Literatur

Michelle Obama, die ewige Gärtnerin

Die First Lady schreibt über ihren Küchengarten im Weißen Haus

- Der exklusivste Gemüsegarten Amerikas, bewacht vom Secret Service und betreut von Michelle Obama selbst, ziert seit April 2009 den südlichen Rasen des Weißen Hauses. Seit Dienstag hat der Garten, aus dem zuletzt die Partner der G-8-Chefs von der First Lady ernährt wurden, ein publizistisches Denkmal: "American Grown: The Story of the White House Kitchen Garden and Gardens Across America" (Crown Publishers; 30 US-Dollar) feiert ein Stück demonstrativer Selbstversorgung und Michelle Obamas Kampagne für gesunde Ernährung und Fitness ("Let's Move"). Die First Lady wird in den kommenden Tagen in allen angesagten Talkshows für das Buch werben. Es versteht sich, dass sie daran nichts verdient; die Einkünfte gehen an die Stiftung der US-Nationalparks.
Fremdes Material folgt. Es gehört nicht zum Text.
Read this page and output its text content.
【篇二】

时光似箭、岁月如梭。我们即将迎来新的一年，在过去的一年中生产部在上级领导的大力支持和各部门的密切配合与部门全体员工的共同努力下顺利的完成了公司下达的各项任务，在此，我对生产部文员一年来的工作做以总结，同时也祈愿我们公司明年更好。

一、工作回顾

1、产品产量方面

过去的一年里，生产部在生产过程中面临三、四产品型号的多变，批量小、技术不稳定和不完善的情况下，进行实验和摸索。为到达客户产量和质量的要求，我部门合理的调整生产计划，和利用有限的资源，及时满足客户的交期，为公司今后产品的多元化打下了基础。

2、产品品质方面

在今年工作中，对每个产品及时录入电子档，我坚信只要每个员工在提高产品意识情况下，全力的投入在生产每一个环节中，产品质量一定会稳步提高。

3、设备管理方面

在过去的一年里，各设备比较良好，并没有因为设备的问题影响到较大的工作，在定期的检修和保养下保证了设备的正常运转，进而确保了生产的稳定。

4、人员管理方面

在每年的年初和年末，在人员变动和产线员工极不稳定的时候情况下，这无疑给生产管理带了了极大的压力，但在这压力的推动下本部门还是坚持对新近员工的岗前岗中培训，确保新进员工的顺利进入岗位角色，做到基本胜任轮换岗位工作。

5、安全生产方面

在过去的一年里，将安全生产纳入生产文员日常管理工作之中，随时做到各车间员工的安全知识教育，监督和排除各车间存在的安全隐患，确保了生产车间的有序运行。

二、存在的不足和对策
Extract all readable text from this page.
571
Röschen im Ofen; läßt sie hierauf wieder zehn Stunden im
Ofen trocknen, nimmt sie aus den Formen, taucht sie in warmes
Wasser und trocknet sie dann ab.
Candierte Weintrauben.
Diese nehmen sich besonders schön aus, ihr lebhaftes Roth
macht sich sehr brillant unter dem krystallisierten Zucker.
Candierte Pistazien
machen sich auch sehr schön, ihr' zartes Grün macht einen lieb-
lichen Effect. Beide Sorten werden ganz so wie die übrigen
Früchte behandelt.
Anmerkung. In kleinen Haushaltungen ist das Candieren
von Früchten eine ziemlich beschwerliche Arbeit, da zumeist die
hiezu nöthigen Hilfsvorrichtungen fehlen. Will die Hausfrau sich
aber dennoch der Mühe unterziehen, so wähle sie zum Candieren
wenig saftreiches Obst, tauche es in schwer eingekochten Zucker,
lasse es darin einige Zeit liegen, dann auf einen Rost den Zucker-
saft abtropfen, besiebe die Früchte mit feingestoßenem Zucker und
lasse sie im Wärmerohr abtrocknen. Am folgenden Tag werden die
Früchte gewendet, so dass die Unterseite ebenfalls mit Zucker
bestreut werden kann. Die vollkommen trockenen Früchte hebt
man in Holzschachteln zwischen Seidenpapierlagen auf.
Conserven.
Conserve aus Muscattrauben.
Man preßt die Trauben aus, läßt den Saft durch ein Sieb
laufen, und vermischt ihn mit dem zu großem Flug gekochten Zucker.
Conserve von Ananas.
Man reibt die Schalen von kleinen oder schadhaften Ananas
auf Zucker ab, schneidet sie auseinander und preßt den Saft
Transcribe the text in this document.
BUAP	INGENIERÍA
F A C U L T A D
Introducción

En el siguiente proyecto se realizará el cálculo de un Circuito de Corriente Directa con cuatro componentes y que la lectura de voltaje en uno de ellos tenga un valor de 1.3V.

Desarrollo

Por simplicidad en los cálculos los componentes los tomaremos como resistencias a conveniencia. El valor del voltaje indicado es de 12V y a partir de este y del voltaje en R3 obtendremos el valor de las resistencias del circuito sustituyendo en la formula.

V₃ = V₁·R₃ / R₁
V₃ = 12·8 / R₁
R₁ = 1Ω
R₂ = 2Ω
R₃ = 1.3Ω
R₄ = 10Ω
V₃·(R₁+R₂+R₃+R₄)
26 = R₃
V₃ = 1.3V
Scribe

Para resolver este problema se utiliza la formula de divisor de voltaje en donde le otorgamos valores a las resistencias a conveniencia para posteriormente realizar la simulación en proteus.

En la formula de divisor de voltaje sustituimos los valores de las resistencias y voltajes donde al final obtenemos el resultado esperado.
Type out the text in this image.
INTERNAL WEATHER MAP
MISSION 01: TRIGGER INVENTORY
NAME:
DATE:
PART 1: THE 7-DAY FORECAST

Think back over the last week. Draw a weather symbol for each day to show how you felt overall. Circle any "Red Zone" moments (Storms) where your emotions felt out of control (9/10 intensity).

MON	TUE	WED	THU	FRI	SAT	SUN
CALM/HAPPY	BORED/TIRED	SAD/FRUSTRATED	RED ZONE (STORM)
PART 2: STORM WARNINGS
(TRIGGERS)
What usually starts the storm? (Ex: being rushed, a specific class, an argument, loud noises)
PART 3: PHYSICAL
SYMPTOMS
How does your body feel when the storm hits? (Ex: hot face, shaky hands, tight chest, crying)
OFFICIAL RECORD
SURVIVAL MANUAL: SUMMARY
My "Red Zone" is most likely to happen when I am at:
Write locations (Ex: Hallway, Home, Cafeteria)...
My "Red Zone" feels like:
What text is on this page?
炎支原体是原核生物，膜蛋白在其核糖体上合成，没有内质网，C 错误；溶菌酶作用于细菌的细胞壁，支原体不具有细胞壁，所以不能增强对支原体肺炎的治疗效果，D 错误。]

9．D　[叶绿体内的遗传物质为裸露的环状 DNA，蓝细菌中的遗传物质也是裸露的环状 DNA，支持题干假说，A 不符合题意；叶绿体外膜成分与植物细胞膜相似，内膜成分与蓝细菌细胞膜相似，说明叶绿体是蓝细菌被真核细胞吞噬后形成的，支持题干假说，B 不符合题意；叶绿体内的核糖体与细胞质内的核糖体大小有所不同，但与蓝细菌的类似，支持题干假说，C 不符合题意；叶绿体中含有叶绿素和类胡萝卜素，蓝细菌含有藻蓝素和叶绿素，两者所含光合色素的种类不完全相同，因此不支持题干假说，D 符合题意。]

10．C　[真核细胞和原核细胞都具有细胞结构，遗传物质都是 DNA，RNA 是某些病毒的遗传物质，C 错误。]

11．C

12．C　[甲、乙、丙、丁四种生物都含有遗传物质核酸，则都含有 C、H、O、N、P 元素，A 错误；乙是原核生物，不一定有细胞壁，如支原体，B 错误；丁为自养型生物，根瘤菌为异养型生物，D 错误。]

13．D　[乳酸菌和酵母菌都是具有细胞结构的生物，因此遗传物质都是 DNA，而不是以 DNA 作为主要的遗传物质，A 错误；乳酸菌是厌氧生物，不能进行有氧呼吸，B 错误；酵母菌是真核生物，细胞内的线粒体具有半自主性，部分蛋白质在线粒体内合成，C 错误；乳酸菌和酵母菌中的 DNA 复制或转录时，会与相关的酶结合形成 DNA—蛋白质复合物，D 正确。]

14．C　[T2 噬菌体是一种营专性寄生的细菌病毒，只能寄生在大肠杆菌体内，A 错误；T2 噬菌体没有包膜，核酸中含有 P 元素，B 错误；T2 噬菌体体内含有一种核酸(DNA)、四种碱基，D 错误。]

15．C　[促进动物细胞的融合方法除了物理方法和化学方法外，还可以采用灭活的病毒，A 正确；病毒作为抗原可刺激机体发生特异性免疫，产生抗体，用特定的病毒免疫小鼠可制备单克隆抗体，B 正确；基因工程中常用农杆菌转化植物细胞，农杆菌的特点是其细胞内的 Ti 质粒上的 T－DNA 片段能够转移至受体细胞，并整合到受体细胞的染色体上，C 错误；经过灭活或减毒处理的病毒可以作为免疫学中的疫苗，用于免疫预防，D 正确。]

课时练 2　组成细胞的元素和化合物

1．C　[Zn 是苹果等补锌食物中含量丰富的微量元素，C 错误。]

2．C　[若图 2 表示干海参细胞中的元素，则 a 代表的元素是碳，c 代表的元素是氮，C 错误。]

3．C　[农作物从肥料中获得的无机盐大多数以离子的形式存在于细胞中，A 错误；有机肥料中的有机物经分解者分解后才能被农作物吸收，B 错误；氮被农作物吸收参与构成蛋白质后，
"American Grown" ist ein amerikanisches Hybrid-Gewächs aus First-Family-Tagebuch, Gesundheits-Pamphlet, Rezeptsammlung und Geschichtslektion. Man erfährt, dass Präsident John Adams den Garten nicht mehr abernten ließ, als seine Wiederwahl scheiterte. Die gärtnerischen Niederlagen der First Lady sind wohldosiert eingestreut: nur fünf Kürbisse in drei Jahren, weil die verdammten Dinger einfach nicht wachsen wollen, Insektenplagen und perfekte Melonen, die so aufregend munden wie Papiertaschentücher. Der Familienhund Bo dürfte das am meisten fotografierte Wesen in dem Buch sein; aber auch der Hula-Hoop-Rekord der First Lady (142 Umdrehungen) ist dokumentiert. Nebenbei plaudert sie über die Einwände ihres Mannes, der den Bienenstock zu nahe an seinem Basketball-Halfcourt wähnte.

Politisch wird es in "American Grown" allenfalls indirekt. Wenn das Buch, das in seinen vier Teilen den Jahreszeiten folgt, an Eltern und Schulen appelliert, die Fettsucht der amerikanischen Kinder ernst zu nehmen, ist das ein Stück Politik. Wenn Generalleutnant Mark Hertling, heute der kommandierende Offizier der US-Truppen in Europa, von dem dramatischen Fitnessmangel bei Rekruten berichtet, ist die nationale Sicherheit berührt: 2004 scheiterten vier Prozent der Männer und 10,5 Prozent der Frauen beim sportlichen Musterungstest; 2010 waren die Zahlen der Versager auf 47,6 und 54,6 Prozent empor geschnellt.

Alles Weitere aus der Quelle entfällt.